Where had Milwaukee’s history gone?
The archive had initially been made available on Google around 2008 as part of the company’s effort to digitize historical newspapers. That project ended in 2011, but not before Google had scanned more than 60 million pages covering 250 years of history’s first drafts. Those newspapers have remained publicly accessible, and serve both professional historians and home genealogists.
When the Milwaukee project began, Google used microfilms from the papers that had already been uploaded to the ProQuest research database. Because some things were missing from ProQuest, the Journal-Sentinel asked the Milwaukee Public Library to help out. The library let the company digitize decades of microfilms to bulk out the digital archives.

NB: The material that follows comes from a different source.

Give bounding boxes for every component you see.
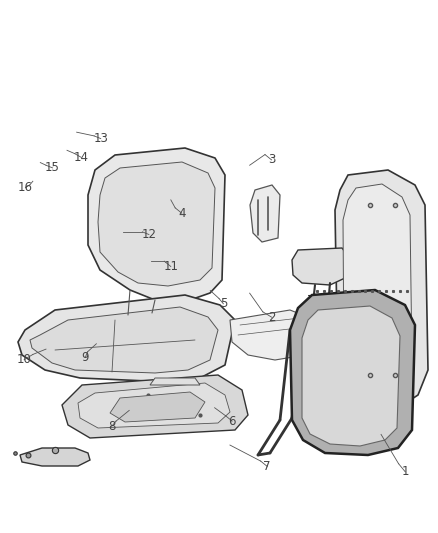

But as Google discontinued support for the project, the paper decided to construct its own archive. “It takes a long time to scan and get the archives up,” said James Conigliaro, the paper’s vice-president of digital strategy. “So we’ve been working on that.”
The paper had an existing relationship with Newsbank, a digitization and archiving company based in Florida. In 2014, Newsbank approach the Milwaukee Public Library about buying the rights to the Journal-Sentinel archives. The MPL already subscribed to two Newsbank services—an obituary archive and a modern database of the Journal-Sentinel–and regularly purchases proprietary databases whose subscription fees are in the low five figures. But it couldn’t afford the Journal-Sentinel archives.
In May, Newsbank came to the MPL again, offering a menu of purchase options. The most expansive offer was almost $1.5 million, with an annual hosting fee. That nearly amounted to the library’s entire $1.7 million annual materials budget. “To be asked to purchase outright something for a million dollars is just out of our scope of possibility,” said Paula Kiely, the library director.
Then, in August, Newsbank let the other shoe drop: According to Urban Milwaukee, Gannett—which purchased the paper in April—asked the Journal-Sentinel to ask Google to remove the paper’s digital archives, which the company did. It’s harder to sell a product when it’s being given away for free, after all.
Someone figured it could make money on history. It can only do that by charging an absolutely exorbitant amount of money. Many cities can’t pay. So the historical sources disappear. If it is going to be a requirement that someone profit in order to make primary sources public, the future of the historical profession is grim indeed.